Zone d’activité économique
Les impacts de la fermeture potentielle du site de logistique H&M à Ghlin
Les députés ont alerté sur l’annonce de fermeture du site H&M Logistics de Ghlin, qui menacerait 440 emplois, en insistant sur le choc social pour les familles, les aides publiques reçues par l’entreprise et la nécessité de mobiliser la Région, le Fédéral et les acteurs économiques pour trouver un repreneur ou maintenir l’activité. Pierre-Yves Jeholet a qualifié la situation de drame humain et économique, a rappelé le déroulement de la procédure Renault et l’accompagnement prévu via les dispositifs pour l’emploi si la fermeture est confirmée. Il a précisé que H&M Logistics avait bénéficié de 16,3 millions d’euros d’aides à l’investissement mais qu’aucune récupération n’était possible en raison de l’expiration des délais légaux, tout en indiquant que des contacts avaient été pris avec la direction et que Wallonie Entreprendre examinerait d’éventuels investisseurs pour le site.
La fermeture du centre logistique de H&M à Ghlin
Les intervenants ont dénoncé la fermeture annoncée du centre logistique H&M de Ghlin, qui menace 440 emplois et a suscité une demande de mobilisation coordonnée de la Région, du Fédéral et des acteurs économiques pour trouver un repreneur ou une alternative industrielle. Le ministre a qualifié la situation de drame humain et économique, a rappelé la procédure Renault et l’éventuelle mise en place d’une cellule pour l’emploi, tout en indiquant que la Région étudiera, avec Wallonie Entreprendre, des pistes d’investissement sur le site. Il a précisé que H&M avait bénéficié de 16,3 millions d’euros d’aides à l’investissement, mais qu’elles ne pouvaient plus être récupérées car les délais légaux étaient expirés, et a annoncé des contacts avec la direction pour analyser les motifs de la fermeture.
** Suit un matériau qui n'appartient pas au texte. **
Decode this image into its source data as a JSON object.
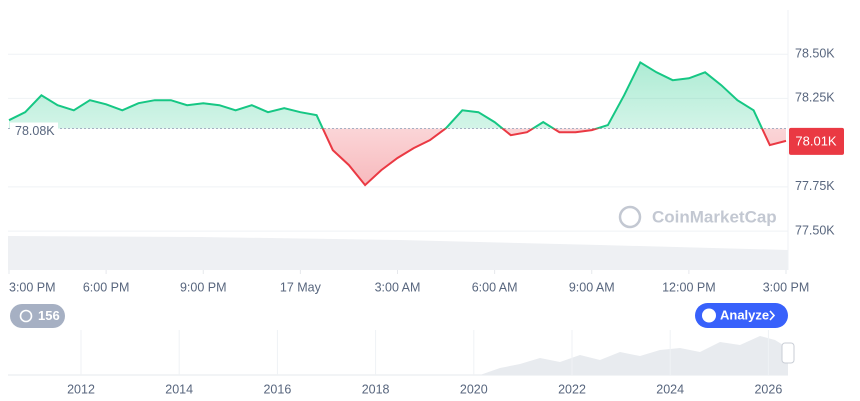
{
  "chart_data": {
    "type": "line",
    "x": [
      0,
      0.5,
      1,
      1.5,
      2,
      2.5,
      3,
      3.5,
      4,
      4.5,
      5,
      5.5,
      6,
      6.5,
      7,
      7.5,
      8,
      8.5,
      9,
      9.5,
      10,
      10.5,
      11,
      11.5,
      12,
      12.5,
      13,
      13.5,
      14,
      14.5,
      15,
      15.5,
      16,
      16.5,
      17,
      17.5,
      18,
      18.5,
      19,
      19.5,
      20,
      20.5,
      21,
      21.5,
      22,
      22.5,
      23,
      23.5,
      24
    ],
    "values": [
      78127,
      78172,
      78268,
      78212,
      78183,
      78240,
      78217,
      78183,
      78223,
      78240,
      78240,
      78212,
      78223,
      78212,
      78183,
      78212,
      78172,
      78195,
      78172,
      78155,
      77958,
      77873,
      77760,
      77845,
      77913,
      77969,
      78014,
      78082,
      78183,
      78172,
      78116,
      78042,
      78059,
      78116,
      78059,
      78059,
      78071,
      78099,
      78268,
      78454,
      78398,
      78353,
      78364,
      78398,
      78325,
      78240,
      78183,
      77986,
      78010
    ],
    "xlim": [
      0,
      24
    ],
    "ylim": [
      77280,
      78750
    ],
    "yticks": [
      {
        "value": 77500,
        "label": "77.50K"
      },
      {
        "value": 77750,
        "label": "77.75K"
      },
      {
        "value": 78250,
        "label": "78.25K"
      },
      {
        "value": 78500,
        "label": "78.50K"
      }
    ],
    "xticks": [
      {
        "value": 0,
        "label": "3:00 PM"
      },
      {
        "value": 3,
        "label": "6:00 PM"
      },
      {
        "value": 6,
        "label": "9:00 PM"
      },
      {
        "value": 9,
        "label": "17 May"
      },
      {
        "value": 12,
        "label": "3:00 AM"
      },
      {
        "value": 15,
        "label": "6:00 AM"
      },
      {
        "value": 18,
        "label": "9:00 AM"
      },
      {
        "value": 21,
        "label": "12:00 PM"
      },
      {
        "value": 24,
        "label": "3:00 PM"
      }
    ],
    "reference_line": {
      "value": 78080,
      "label": "78.08K"
    },
    "last_price": {
      "value": 78010,
      "label": "78.01K"
    },
    "color_above": "#16c784",
    "color_below": "#ea3943",
    "grid": true
  },
  "watermark": "CoinMarketCap",
  "history_button": "156",
  "analyze_button": "Analyze",
  "navigator": {
    "labels": [
      "2012",
      "2014",
      "2016",
      "2018",
      "2020",
      "2022",
      "2024",
      "2026"
    ]
  }
}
Plusieurs députés ont aussi demandé des clarifications sur les conditions des aides publiques, les clauses de récupération et la nécessité de soutenir durablement l’emploi dans des secteurs non délocalisables.
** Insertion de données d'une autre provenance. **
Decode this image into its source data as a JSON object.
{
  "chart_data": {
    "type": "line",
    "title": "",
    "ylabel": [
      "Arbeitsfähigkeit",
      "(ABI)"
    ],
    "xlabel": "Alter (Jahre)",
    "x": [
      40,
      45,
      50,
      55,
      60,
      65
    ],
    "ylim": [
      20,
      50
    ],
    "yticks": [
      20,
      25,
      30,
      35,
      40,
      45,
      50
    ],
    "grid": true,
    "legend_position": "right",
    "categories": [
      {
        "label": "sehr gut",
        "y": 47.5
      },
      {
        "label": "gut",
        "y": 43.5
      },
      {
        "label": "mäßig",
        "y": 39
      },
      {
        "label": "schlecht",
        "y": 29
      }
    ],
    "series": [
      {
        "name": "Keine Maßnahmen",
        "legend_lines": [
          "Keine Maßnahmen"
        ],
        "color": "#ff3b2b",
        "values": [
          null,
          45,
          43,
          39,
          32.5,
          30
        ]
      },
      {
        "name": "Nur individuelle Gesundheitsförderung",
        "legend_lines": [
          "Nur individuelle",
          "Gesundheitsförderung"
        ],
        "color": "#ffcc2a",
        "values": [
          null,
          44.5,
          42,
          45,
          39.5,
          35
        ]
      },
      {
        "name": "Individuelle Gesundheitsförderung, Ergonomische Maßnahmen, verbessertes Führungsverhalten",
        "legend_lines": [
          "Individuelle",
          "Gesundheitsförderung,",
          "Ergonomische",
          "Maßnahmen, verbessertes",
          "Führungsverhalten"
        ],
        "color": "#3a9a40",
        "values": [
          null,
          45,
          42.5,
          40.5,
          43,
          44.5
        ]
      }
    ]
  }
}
Les soupçons de collusion entre des agents du SPW MI et certaines entreprises dans le cadre du dossier de l’équipement des zones d’activité économique (ZAE) en fibre optique
Mélissa Hanus a dénoncé des surcoûts importants liés à l’évacuation des terres dans des marchés publics de fibre optique pour les ZAE, qu’elle relie à une mauvaise application du décret Walterre, et a interrogé le gouvernement sur d’éventuels soupçons de collusion entre des agents du SPW Mobilité et Infrastructures et des entreprises. Pierre-Yves Jeholet a indiqué vouloir faire toute la clarté, a précisé qu’il s’agissait à ce stade de soupçons, et a expliqué qu’une enquête est en cours au SPW MI et à la SOFICO. Il a ajouté qu’un premier rapport sera présenté au conseil d’administration de la SOFICO le 30 janvier et a rappelé l’importance de ces équipements pour l’attractivité et la compétitivité du territoire.
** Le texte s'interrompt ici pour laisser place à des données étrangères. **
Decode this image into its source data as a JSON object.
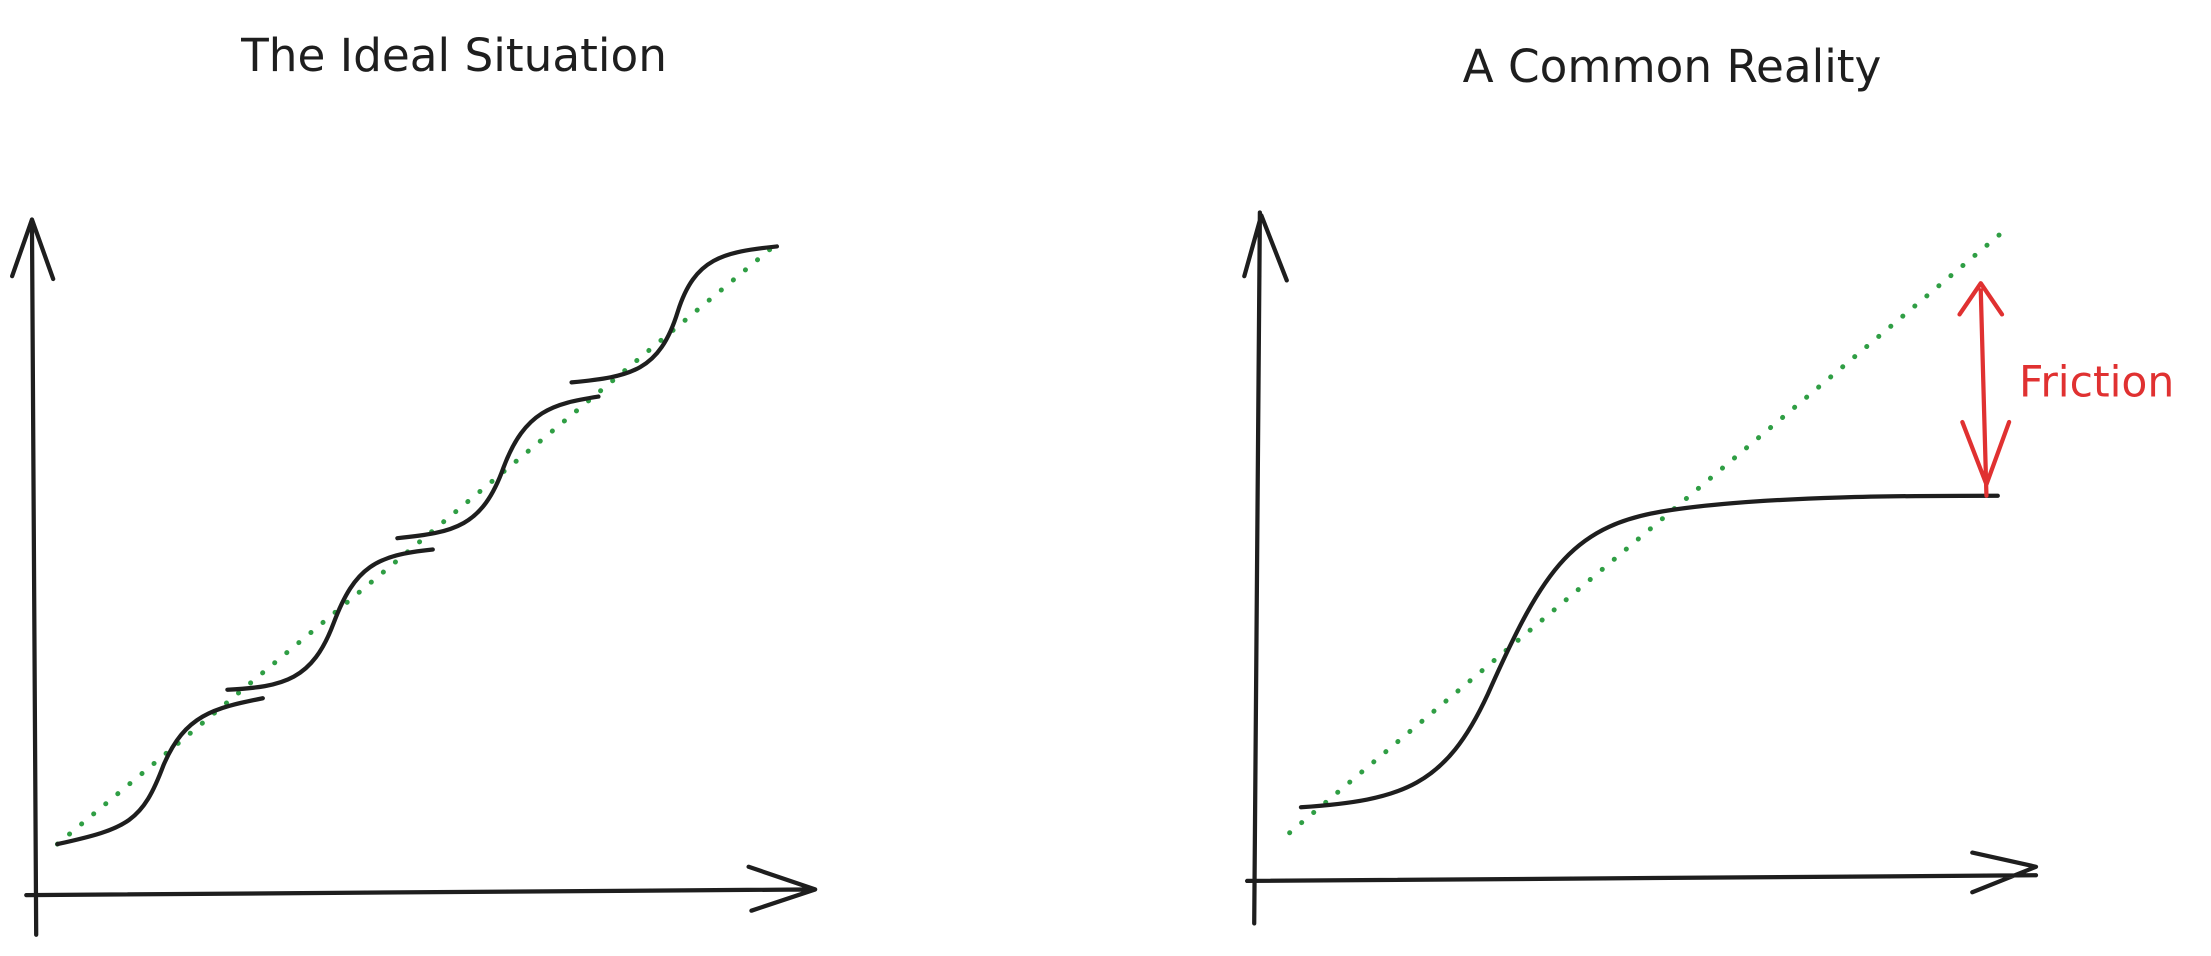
{
  "panels": [
    {
      "title": "The Ideal Situation"
    },
    {
      "title": "A Common Reality",
      "annotation": "Friction"
    }
  ]
}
L’avenir du parc d’activité économique Galaxia à Transinne
Anne Laffut a interrogé le ministre sur l’intégration du pôle spatial Redu-Transinne dans la stratégie wallonne de redéploiement économique, en soulignant son rôle majeur en cybersécurité, spatial, formation et souveraineté technologique. François Desquesnes a répondu que la stratégie doit concilier développement territorial harmonieux, parcimonie dans la consommation des sols, spécialisation intelligente et contraintes budgétaires, en précisant que le spatial figure déjà parmi les priorités de la S3 et que Galaxia devra être pris en compte comme pôle majeur. La députée a insisté sur l’existence d’un parc de 20 hectares déjà reconnu et sur le potentiel européen du site, estimant qu’il constitue le meilleur levier de développement pour ce secteur.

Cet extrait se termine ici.